Çanakkale Boğazı’nın Ege Denizi’ne çıkış noktasına yakın bir mesafede, Trakya Körfezi olarak da adlandırılan bölgede yer alan bu kentin adı son yıllarda adını özellikle ABD tarafından yapılan askeri sevkiyatlar ile Türkiye gündemine sık sık geliyor.
Tabii Dedeağaç’ın tek önemi Türkiye’ye yakın bir konumda olmasından kaynaklanmıyor.
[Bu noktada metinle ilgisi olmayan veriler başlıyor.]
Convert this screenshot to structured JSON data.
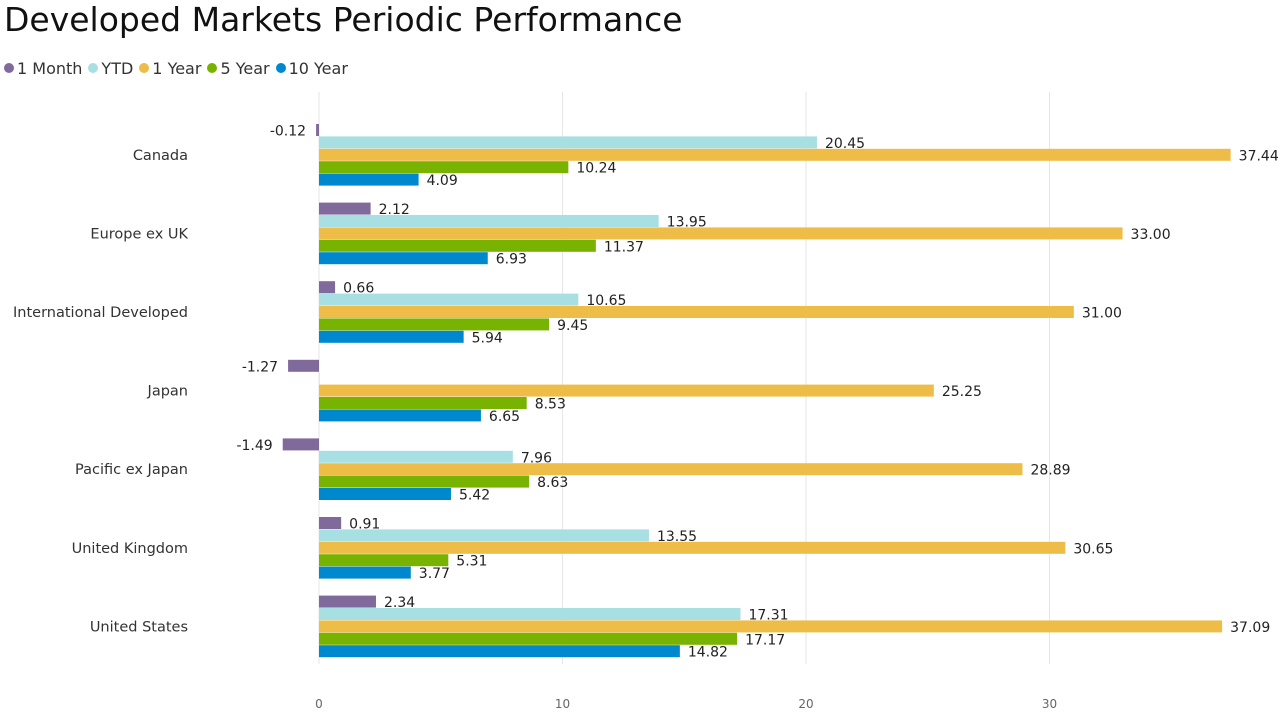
{
  "title": "Developed Markets Periodic Performance",
  "chart_data": {
    "type": "bar",
    "orientation": "horizontal",
    "title": "Developed Markets Periodic Performance",
    "xlabel": "",
    "ylabel": "",
    "categories": [
      "Canada",
      "Europe ex UK",
      "International Developed",
      "Japan",
      "Pacific ex Japan",
      "United Kingdom",
      "United States"
    ],
    "series": [
      {
        "name": "1 Month",
        "color": "#80699b",
        "values": [
          -0.12,
          2.12,
          0.66,
          -1.27,
          -1.49,
          0.91,
          2.34
        ],
        "labels": [
          "-0.12",
          "2.12",
          "0.66",
          "-1.27",
          "-1.49",
          "0.91",
          "2.34"
        ]
      },
      {
        "name": "YTD",
        "color": "#a8dfe3",
        "values": [
          20.45,
          13.95,
          10.65,
          0,
          7.96,
          13.55,
          17.31
        ],
        "labels": [
          "20.45",
          "13.95",
          "10.65",
          "",
          "7.96",
          "13.55",
          "17.31"
        ]
      },
      {
        "name": "1 Year",
        "color": "#eebd48",
        "values": [
          37.44,
          33.0,
          31.0,
          25.25,
          28.89,
          30.65,
          37.09
        ],
        "labels": [
          "37.44",
          "33.00",
          "31.00",
          "25.25",
          "28.89",
          "30.65",
          "37.09"
        ]
      },
      {
        "name": "5 Year",
        "color": "#77b300",
        "values": [
          10.24,
          11.37,
          9.45,
          8.53,
          8.63,
          5.31,
          17.17
        ],
        "labels": [
          "10.24",
          "11.37",
          "9.45",
          "8.53",
          "8.63",
          "5.31",
          "17.17"
        ]
      },
      {
        "name": "10 Year",
        "color": "#0088cf",
        "values": [
          4.09,
          6.93,
          5.94,
          6.65,
          5.42,
          3.77,
          14.82
        ],
        "labels": [
          "4.09",
          "6.93",
          "5.94",
          "6.65",
          "5.42",
          "3.77",
          "14.82"
        ]
      }
    ],
    "xlim": [
      -1.49,
      38
    ],
    "xticks": [
      0,
      10,
      20,
      30
    ],
    "xtick_labels": [
      "0",
      "10",
      "20",
      "30"
    ],
    "grid": true,
    "legend_position": "top-left"
  }
}
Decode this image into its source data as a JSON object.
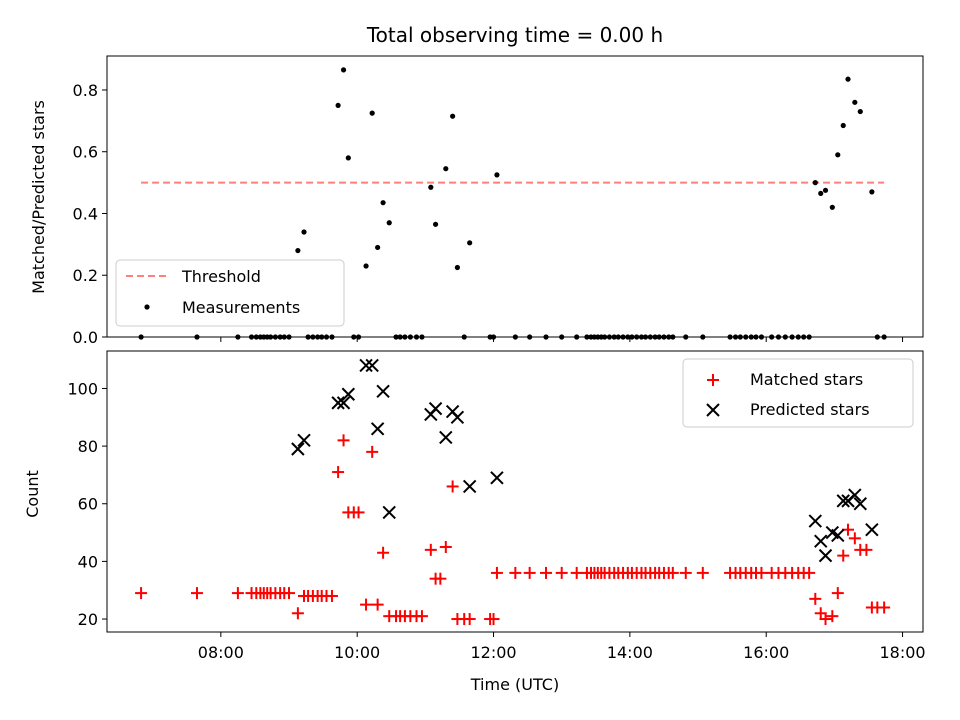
{
  "chart_data": [
    {
      "type": "scatter",
      "title": "Total observing time = 0.00 h",
      "xlabel": "",
      "ylabel": "Matched/Predicted stars",
      "xlim": [
        6.33,
        18.3
      ],
      "ylim": [
        0,
        0.91
      ],
      "yticks": [
        0.0,
        0.2,
        0.4,
        0.6,
        0.8
      ],
      "ytick_labels": [
        "0.0",
        "0.2",
        "0.4",
        "0.6",
        "0.8"
      ],
      "legend_position": "lower-left",
      "threshold": {
        "name": "Threshold",
        "value": 0.5,
        "x_start": 6.83,
        "x_end": 17.73,
        "color": "#ff7f7f"
      },
      "series": [
        {
          "name": "Measurements",
          "color": "#000000",
          "points": [
            [
              6.83,
              0
            ],
            [
              7.65,
              0
            ],
            [
              8.25,
              0
            ],
            [
              8.45,
              0
            ],
            [
              8.52,
              0
            ],
            [
              8.58,
              0
            ],
            [
              8.63,
              0
            ],
            [
              8.68,
              0
            ],
            [
              8.73,
              0
            ],
            [
              8.8,
              0
            ],
            [
              8.87,
              0
            ],
            [
              8.93,
              0
            ],
            [
              9.0,
              0
            ],
            [
              9.13,
              0.28
            ],
            [
              9.22,
              0.34
            ],
            [
              9.28,
              0
            ],
            [
              9.35,
              0
            ],
            [
              9.42,
              0
            ],
            [
              9.48,
              0
            ],
            [
              9.55,
              0
            ],
            [
              9.63,
              0
            ],
            [
              9.72,
              0.75
            ],
            [
              9.8,
              0.865
            ],
            [
              9.87,
              0.58
            ],
            [
              9.95,
              0
            ],
            [
              10.02,
              0
            ],
            [
              10.13,
              0.23
            ],
            [
              10.22,
              0.725
            ],
            [
              10.3,
              0.29
            ],
            [
              10.38,
              0.435
            ],
            [
              10.47,
              0.37
            ],
            [
              10.57,
              0
            ],
            [
              10.63,
              0
            ],
            [
              10.7,
              0
            ],
            [
              10.78,
              0
            ],
            [
              10.87,
              0
            ],
            [
              10.95,
              0
            ],
            [
              11.08,
              0.485
            ],
            [
              11.15,
              0.365
            ],
            [
              11.3,
              0.545
            ],
            [
              11.4,
              0.715
            ],
            [
              11.47,
              0.225
            ],
            [
              11.57,
              0
            ],
            [
              11.65,
              0.305
            ],
            [
              11.95,
              0
            ],
            [
              12.0,
              0
            ],
            [
              12.05,
              0.525
            ],
            [
              12.32,
              0
            ],
            [
              12.53,
              0
            ],
            [
              12.77,
              0
            ],
            [
              13.0,
              0
            ],
            [
              13.22,
              0
            ],
            [
              13.37,
              0
            ],
            [
              13.43,
              0
            ],
            [
              13.48,
              0
            ],
            [
              13.53,
              0
            ],
            [
              13.58,
              0
            ],
            [
              13.63,
              0
            ],
            [
              13.7,
              0
            ],
            [
              13.77,
              0
            ],
            [
              13.83,
              0
            ],
            [
              13.9,
              0
            ],
            [
              13.97,
              0
            ],
            [
              14.03,
              0
            ],
            [
              14.1,
              0
            ],
            [
              14.17,
              0
            ],
            [
              14.23,
              0
            ],
            [
              14.3,
              0
            ],
            [
              14.37,
              0
            ],
            [
              14.43,
              0
            ],
            [
              14.5,
              0
            ],
            [
              14.57,
              0
            ],
            [
              14.63,
              0
            ],
            [
              14.82,
              0
            ],
            [
              15.07,
              0
            ],
            [
              15.47,
              0
            ],
            [
              15.55,
              0
            ],
            [
              15.62,
              0
            ],
            [
              15.7,
              0
            ],
            [
              15.78,
              0
            ],
            [
              15.85,
              0
            ],
            [
              15.93,
              0
            ],
            [
              16.08,
              0
            ],
            [
              16.18,
              0
            ],
            [
              16.28,
              0
            ],
            [
              16.38,
              0
            ],
            [
              16.47,
              0
            ],
            [
              16.55,
              0
            ],
            [
              16.63,
              0
            ],
            [
              16.72,
              0.5
            ],
            [
              16.8,
              0.465
            ],
            [
              16.87,
              0.475
            ],
            [
              16.97,
              0.42
            ],
            [
              17.05,
              0.59
            ],
            [
              17.13,
              0.685
            ],
            [
              17.2,
              0.835
            ],
            [
              17.3,
              0.76
            ],
            [
              17.38,
              0.73
            ],
            [
              17.55,
              0.47
            ],
            [
              17.63,
              0
            ],
            [
              17.73,
              0
            ]
          ]
        }
      ]
    },
    {
      "type": "scatter",
      "title": "",
      "xlabel": "Time (UTC)",
      "ylabel": "Count",
      "xlim": [
        6.33,
        18.3
      ],
      "ylim": [
        15.5,
        113
      ],
      "xticks": [
        8,
        10,
        12,
        14,
        16,
        18
      ],
      "xtick_labels": [
        "08:00",
        "10:00",
        "12:00",
        "14:00",
        "16:00",
        "18:00"
      ],
      "yticks": [
        20,
        40,
        60,
        80,
        100
      ],
      "ytick_labels": [
        "20",
        "40",
        "60",
        "80",
        "100"
      ],
      "legend_position": "upper-right",
      "series": [
        {
          "name": "Matched stars",
          "color": "#ff0000",
          "marker": "plus",
          "points": [
            [
              6.83,
              29
            ],
            [
              7.65,
              29
            ],
            [
              8.25,
              29
            ],
            [
              8.45,
              29
            ],
            [
              8.52,
              29
            ],
            [
              8.58,
              29
            ],
            [
              8.63,
              29
            ],
            [
              8.68,
              29
            ],
            [
              8.73,
              29
            ],
            [
              8.8,
              29
            ],
            [
              8.87,
              29
            ],
            [
              8.93,
              29
            ],
            [
              9.0,
              29
            ],
            [
              9.13,
              22
            ],
            [
              9.22,
              28
            ],
            [
              9.28,
              28
            ],
            [
              9.35,
              28
            ],
            [
              9.42,
              28
            ],
            [
              9.48,
              28
            ],
            [
              9.55,
              28
            ],
            [
              9.63,
              28
            ],
            [
              9.72,
              71
            ],
            [
              9.8,
              82
            ],
            [
              9.87,
              57
            ],
            [
              9.95,
              57
            ],
            [
              10.02,
              57
            ],
            [
              10.13,
              25
            ],
            [
              10.22,
              78
            ],
            [
              10.3,
              25
            ],
            [
              10.38,
              43
            ],
            [
              10.47,
              21
            ],
            [
              10.57,
              21
            ],
            [
              10.63,
              21
            ],
            [
              10.7,
              21
            ],
            [
              10.78,
              21
            ],
            [
              10.87,
              21
            ],
            [
              10.95,
              21
            ],
            [
              11.08,
              44
            ],
            [
              11.15,
              34
            ],
            [
              11.22,
              34
            ],
            [
              11.3,
              45
            ],
            [
              11.4,
              66
            ],
            [
              11.47,
              20
            ],
            [
              11.57,
              20
            ],
            [
              11.65,
              20
            ],
            [
              11.95,
              20
            ],
            [
              12.0,
              20
            ],
            [
              12.05,
              36
            ],
            [
              12.32,
              36
            ],
            [
              12.53,
              36
            ],
            [
              12.77,
              36
            ],
            [
              13.0,
              36
            ],
            [
              13.22,
              36
            ],
            [
              13.37,
              36
            ],
            [
              13.43,
              36
            ],
            [
              13.48,
              36
            ],
            [
              13.53,
              36
            ],
            [
              13.58,
              36
            ],
            [
              13.63,
              36
            ],
            [
              13.7,
              36
            ],
            [
              13.77,
              36
            ],
            [
              13.83,
              36
            ],
            [
              13.9,
              36
            ],
            [
              13.97,
              36
            ],
            [
              14.03,
              36
            ],
            [
              14.1,
              36
            ],
            [
              14.17,
              36
            ],
            [
              14.23,
              36
            ],
            [
              14.3,
              36
            ],
            [
              14.37,
              36
            ],
            [
              14.43,
              36
            ],
            [
              14.5,
              36
            ],
            [
              14.57,
              36
            ],
            [
              14.63,
              36
            ],
            [
              14.82,
              36
            ],
            [
              15.07,
              36
            ],
            [
              15.47,
              36
            ],
            [
              15.55,
              36
            ],
            [
              15.62,
              36
            ],
            [
              15.7,
              36
            ],
            [
              15.78,
              36
            ],
            [
              15.85,
              36
            ],
            [
              15.93,
              36
            ],
            [
              16.08,
              36
            ],
            [
              16.18,
              36
            ],
            [
              16.28,
              36
            ],
            [
              16.38,
              36
            ],
            [
              16.47,
              36
            ],
            [
              16.55,
              36
            ],
            [
              16.63,
              36
            ],
            [
              16.72,
              27
            ],
            [
              16.8,
              22
            ],
            [
              16.87,
              20
            ],
            [
              16.97,
              21
            ],
            [
              17.05,
              29
            ],
            [
              17.13,
              42
            ],
            [
              17.2,
              51
            ],
            [
              17.3,
              48
            ],
            [
              17.38,
              44
            ],
            [
              17.47,
              44
            ],
            [
              17.55,
              24
            ],
            [
              17.63,
              24
            ],
            [
              17.73,
              24
            ]
          ]
        },
        {
          "name": "Predicted stars",
          "color": "#000000",
          "marker": "x",
          "points": [
            [
              9.13,
              79
            ],
            [
              9.22,
              82
            ],
            [
              9.72,
              95
            ],
            [
              9.8,
              95
            ],
            [
              9.87,
              98
            ],
            [
              10.13,
              108
            ],
            [
              10.22,
              108
            ],
            [
              10.3,
              86
            ],
            [
              10.38,
              99
            ],
            [
              10.47,
              57
            ],
            [
              11.08,
              91
            ],
            [
              11.15,
              93
            ],
            [
              11.3,
              83
            ],
            [
              11.4,
              92
            ],
            [
              11.47,
              90
            ],
            [
              11.65,
              66
            ],
            [
              12.05,
              69
            ],
            [
              16.72,
              54
            ],
            [
              16.8,
              47
            ],
            [
              16.87,
              42
            ],
            [
              16.97,
              50
            ],
            [
              17.05,
              49
            ],
            [
              17.13,
              61
            ],
            [
              17.2,
              61
            ],
            [
              17.3,
              63
            ],
            [
              17.38,
              60
            ],
            [
              17.55,
              51
            ]
          ]
        }
      ]
    }
  ]
}
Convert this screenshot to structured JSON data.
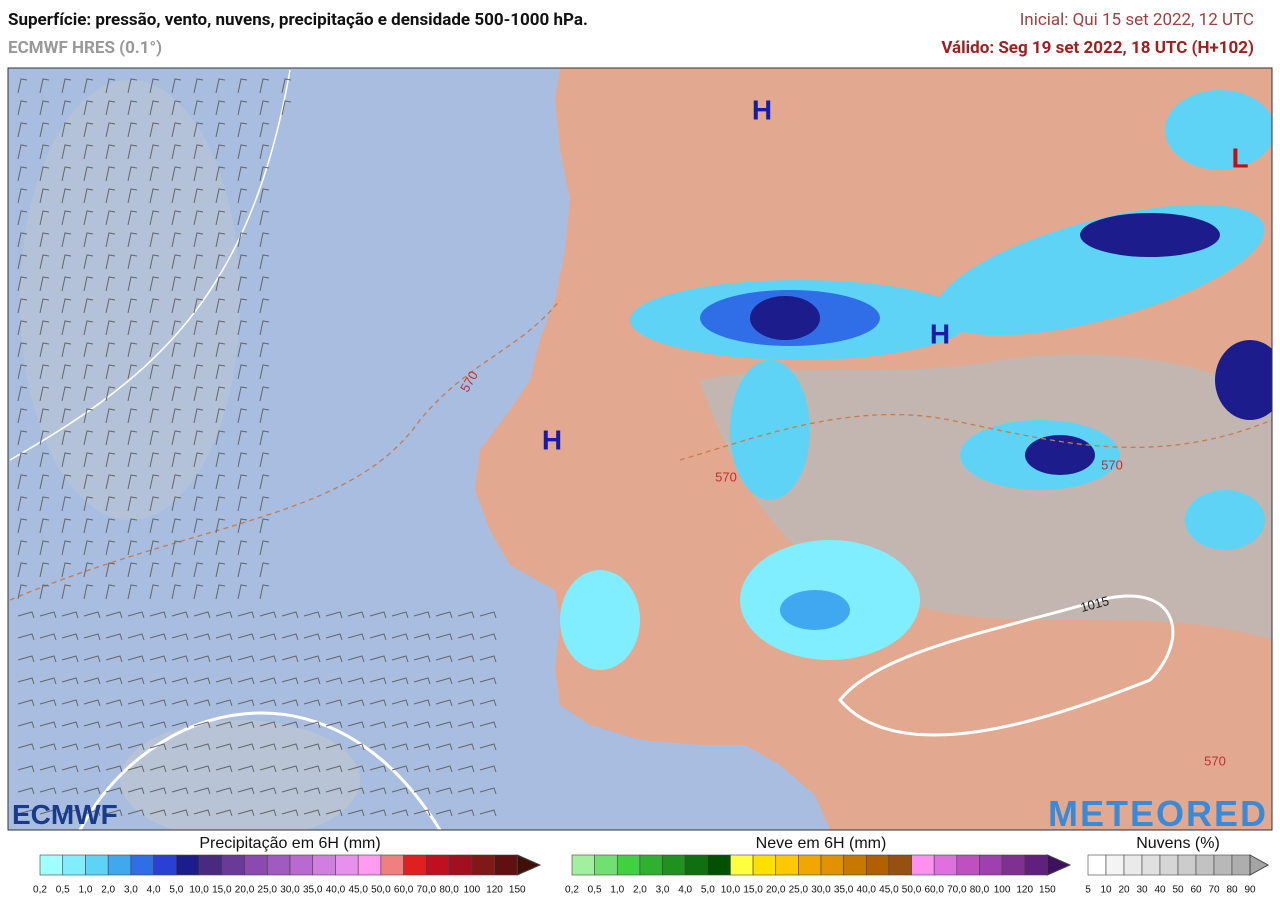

Türkiye ve Yunanistan arasındaki gerilime ateşle yaklaşan ABD, Yunanistan’ı aynı zamanda Rusya’yı çevreleme politikalarında da kullanıyor.
Özellikle Rusya'nın Ukrayna operasyonu sonrası Montrö Boğazlar Sözleşmesi gereğince Türkiye boğazları kapatınca Dedeağaç limanının da rolü hayli arttı.
Liman başta ABD olmak üzere İngiltere, İtalya gibi NATO ülkelerine Bulgaristan, Romanya ve Polonya gibi Rusya sınırına yakın ülkelere askeri teçhizat sevkiyatında kullanılıyor. Yani bu liman aynı zamanda Türk boğazlarına alternatif bir yol olma niteliği de taşımaya başlıyor.
Öte yandan Eylül ayında Yunan basının yer alan haberlerde İspanya Silahlı Kuvvetleri'nin de NATO planları kapsamında Rus sınırına askeri teçhizat sevkiyatı yapmak için Dedeağaç limanını kullanacağı iddia ediliyor.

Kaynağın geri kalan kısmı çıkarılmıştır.